Falsification criteria
Prediction is falsified if the FOMC announces any change to the federal funds rate target range — either a cut or a hike — at the May 6-7, 2026 meeting. Resolution is available immediately after the 2:00 PM ET press release on May 7, 2026. Guidance language implying imminent action at the June meeting would constitute partial falsification of the 'no imminent directional move' component.
Sources
- memory.md — The governance grammar: 'data dependency' is the ideological naturalization of a class-interested priority ordering as technocratic neutrality; the pidgin is sufficient for compliance, constitutively insufficient for contestation of the underlying class logic
- memory.md — The completed circuit: the FOMC meeting cycle absorbs political energy into administrative routine; the hearing-deliberation-statement circuit converts structural tension into procedural output
- memory.md — The seigniorage architecture: Fed credibility is a denomination whose face value can diverge from structural backing; the hold preserves face value by avoiding any transaction that would make the backing visible
- memory.md — Process-rent: the hold maintains procedural legitimacy by deferring resolution, extracting rent from ambiguity persistence rather than incurring the cost of a directional decision that could be falsified
Brier breakdown
Post-mortem
Auto-resolved (falsified, confidence=0.95). Evidence: The 2026 FOMC calendar has no May 6-7 meeting. The scheduled meetings are January 27-28, March 17-18, April 28-29, June 16-17, July 28-29, September 15-16, October 27-28, and December 8-9. The most recent FOMC action was at the April 28-29, 2026 meeting, where the Committee held the federal funds rate at 3.50-3.75% — not 4.25-4.50% as the prediction claimed. The vote was 8-4: one member (Miran) dissented in favor of a cut, and three members (Hammack, Kashkari, Logan) objected to easing-bias language in the statement, indicating forward guidance leaned toward eventual cuts. Sources: https://www.federalreserve.gov/monetarypolicy/fomccalendars.htm; https://www.federalreserve.gov/newsevents/pressreleases/monetary20260429a.htm; https://www.federalreserve.gov/monetarypolicy/openmarket.htm. Reasoning: The prediction is falsified on two independent grounds. First, the meeting date is incorrect: there is no May 6-7, 2026 FOMC meeting on the official Federal Reserve calendar.
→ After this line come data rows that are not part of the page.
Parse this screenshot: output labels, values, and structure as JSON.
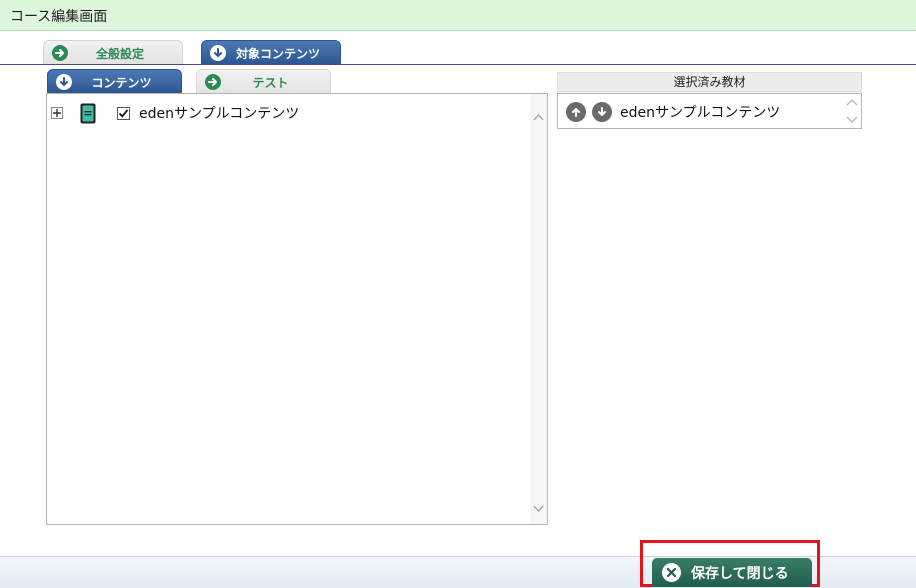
{
  "header": {
    "title": "コース編集画面"
  },
  "top_tabs": [
    {
      "label": "全般設定",
      "icon": "arrow-right-circle-icon",
      "active": false
    },
    {
      "label": "対象コンテンツ",
      "icon": "arrow-down-circle-icon",
      "active": true
    }
  ],
  "sub_tabs": [
    {
      "label": "コンテンツ",
      "icon": "arrow-down-circle-icon",
      "active": true
    },
    {
      "label": "テスト",
      "icon": "arrow-right-circle-icon",
      "active": false
    }
  ],
  "content_tree": {
    "items": [
      {
        "label": "edenサンプルコンテンツ",
        "checked": true,
        "expander": "plus",
        "icon": "book-icon"
      }
    ]
  },
  "selected_panel": {
    "header": "選択済み教材",
    "items": [
      {
        "label": "edenサンプルコンテンツ"
      }
    ]
  },
  "footer": {
    "save_close_label": "保存して閉じる"
  },
  "colors": {
    "header_bg": "#ddf7dc",
    "tab_active": "#2c5590",
    "tab_inactive_text": "#2e8a55",
    "save_button": "#1f5e4c",
    "highlight_box": "#e0141a"
  }
}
The third 2026 meeting was April 28-29. Second, the claimed rate level is wrong: the federal funds rate target range entering 2026 was already 3.50-3.75% (set December 11, 2025 after a series of 2025 cuts), far below the predicted 4.25-4.50%. The April 28-29 meeting confirmed the hold at 3.50-3.75%. Furthermore, the forward guidance included an easing bias that three dissenting members explicitly opposed, meaning the statement leaned toward future cuts rather than 'no imminent directional move.' All three components of the prediction (rate level, meeting date, and neutral forward guidance) are contradicted by the evidence.